The fifth contribution by Heitz-Spahn, Yildiz and Belaud aims to understand why people shop at small retailers in their community. We investigate the influence of consumers’ civic commitment, measured at behavioural and perceptual levels, on small-retailer patronage (SRP). Data from nearly 1,000 respondents represent four French cities that host common town-centre shopping streets and large out-of-town retail parks. A structural equation model applied to the theoretical framework tests the relationships between civic behavioural commitment (CBC), civic perceptual commitment (CPC) and declared SRP. The more an individual consumer exhibits CBC to his community, the greater his SRP. Furthermore, consumers who express strong CPC prefer to patronise small retailers. Results show that CPC has a stronger impact on SRP than CBC does. If the CPC has stronger effects on SRP than CBC does, town managers can catch people’s attention by communicating civic commitment to enhance CPC. Solidarity could be developed through large-scale social projects to send a strong signal to consumers regarding retailers’ commitment in the community. Finally, the study highlights the role businesses, retailers, and consumers play in building communities. Partnerships across all local stakeholders should be built.

The final contribution by Muruganantham and Priyadharshini aims to review the existing literature related to private label brands and to identify the antecedents and consequences involved in the private brand purchase.

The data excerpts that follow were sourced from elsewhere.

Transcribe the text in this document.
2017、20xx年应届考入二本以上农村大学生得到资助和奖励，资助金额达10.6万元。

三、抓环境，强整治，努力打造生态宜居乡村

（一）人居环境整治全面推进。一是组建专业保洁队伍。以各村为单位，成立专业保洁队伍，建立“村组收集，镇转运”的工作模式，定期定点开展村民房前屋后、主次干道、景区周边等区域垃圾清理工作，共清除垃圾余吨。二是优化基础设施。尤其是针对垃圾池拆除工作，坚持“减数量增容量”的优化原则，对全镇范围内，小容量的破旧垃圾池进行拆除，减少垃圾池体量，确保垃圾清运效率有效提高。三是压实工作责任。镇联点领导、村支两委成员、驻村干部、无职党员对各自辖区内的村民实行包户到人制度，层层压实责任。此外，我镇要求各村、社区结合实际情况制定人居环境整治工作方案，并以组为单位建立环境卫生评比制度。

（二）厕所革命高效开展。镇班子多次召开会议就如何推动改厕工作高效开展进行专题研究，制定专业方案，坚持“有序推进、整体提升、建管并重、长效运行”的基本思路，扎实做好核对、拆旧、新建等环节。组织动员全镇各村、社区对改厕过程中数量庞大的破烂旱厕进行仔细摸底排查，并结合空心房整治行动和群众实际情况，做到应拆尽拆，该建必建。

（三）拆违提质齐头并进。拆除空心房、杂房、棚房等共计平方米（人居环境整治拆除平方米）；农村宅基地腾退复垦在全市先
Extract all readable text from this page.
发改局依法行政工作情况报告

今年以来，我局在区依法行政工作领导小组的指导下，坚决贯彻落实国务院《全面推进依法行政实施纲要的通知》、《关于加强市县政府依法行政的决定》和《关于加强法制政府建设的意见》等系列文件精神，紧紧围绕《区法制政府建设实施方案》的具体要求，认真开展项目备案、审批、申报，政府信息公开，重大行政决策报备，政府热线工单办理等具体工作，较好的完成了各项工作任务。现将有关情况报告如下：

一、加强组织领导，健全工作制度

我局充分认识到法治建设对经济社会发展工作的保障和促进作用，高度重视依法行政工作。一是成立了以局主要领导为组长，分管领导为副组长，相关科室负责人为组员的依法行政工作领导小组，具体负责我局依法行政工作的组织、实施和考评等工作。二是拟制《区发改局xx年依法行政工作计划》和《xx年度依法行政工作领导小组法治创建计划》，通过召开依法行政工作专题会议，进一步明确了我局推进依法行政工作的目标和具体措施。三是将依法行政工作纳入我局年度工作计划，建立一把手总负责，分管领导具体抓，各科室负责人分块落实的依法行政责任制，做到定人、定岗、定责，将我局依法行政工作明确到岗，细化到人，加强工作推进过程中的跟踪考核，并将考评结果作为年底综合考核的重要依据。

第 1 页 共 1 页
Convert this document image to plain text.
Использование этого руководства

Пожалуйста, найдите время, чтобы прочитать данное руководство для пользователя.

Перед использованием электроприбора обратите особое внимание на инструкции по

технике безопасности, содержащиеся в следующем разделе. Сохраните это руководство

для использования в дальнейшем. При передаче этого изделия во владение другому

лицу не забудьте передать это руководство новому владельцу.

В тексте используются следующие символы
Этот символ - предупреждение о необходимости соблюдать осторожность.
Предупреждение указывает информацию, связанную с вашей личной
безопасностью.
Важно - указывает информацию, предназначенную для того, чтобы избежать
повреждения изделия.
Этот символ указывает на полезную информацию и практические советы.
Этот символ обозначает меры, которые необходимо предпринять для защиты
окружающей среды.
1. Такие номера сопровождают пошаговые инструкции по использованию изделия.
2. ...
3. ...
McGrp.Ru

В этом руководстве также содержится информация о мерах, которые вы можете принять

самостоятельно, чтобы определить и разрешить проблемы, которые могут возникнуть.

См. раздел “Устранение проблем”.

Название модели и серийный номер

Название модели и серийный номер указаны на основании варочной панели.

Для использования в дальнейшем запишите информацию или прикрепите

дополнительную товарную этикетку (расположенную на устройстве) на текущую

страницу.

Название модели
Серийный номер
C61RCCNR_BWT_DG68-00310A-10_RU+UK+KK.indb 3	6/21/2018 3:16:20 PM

The study used a systematic review approach and identified 92 significant published articles between 1960 and 2016 for evaluation using Scopus database exclusively in the field of marketing. The journals which have published articles on purchase intention of private label brands are taken into consideration. The paper provides a holistic framework on the purchasing behaviour of private label brands. The antecedents that emerged out of the most frequently studied factors are grouped as the determinants of store brand proneness. The factors of consequences were categorised into loyalty factors along with the moderating variables as product category and retailer-related attributes. These findings will serve as a twofold guide to retailers, i.e., help them gain an understanding of the target consumer group characteristics and design strategies to enhance the purchase of private label products. This study is the first attempt of its kind of systematically reviewing the antecedents and consequences of private label brand consumers. Both relevant published research and emerging research issues in the field of retail consumer research have been identified with a view to foster future research needs.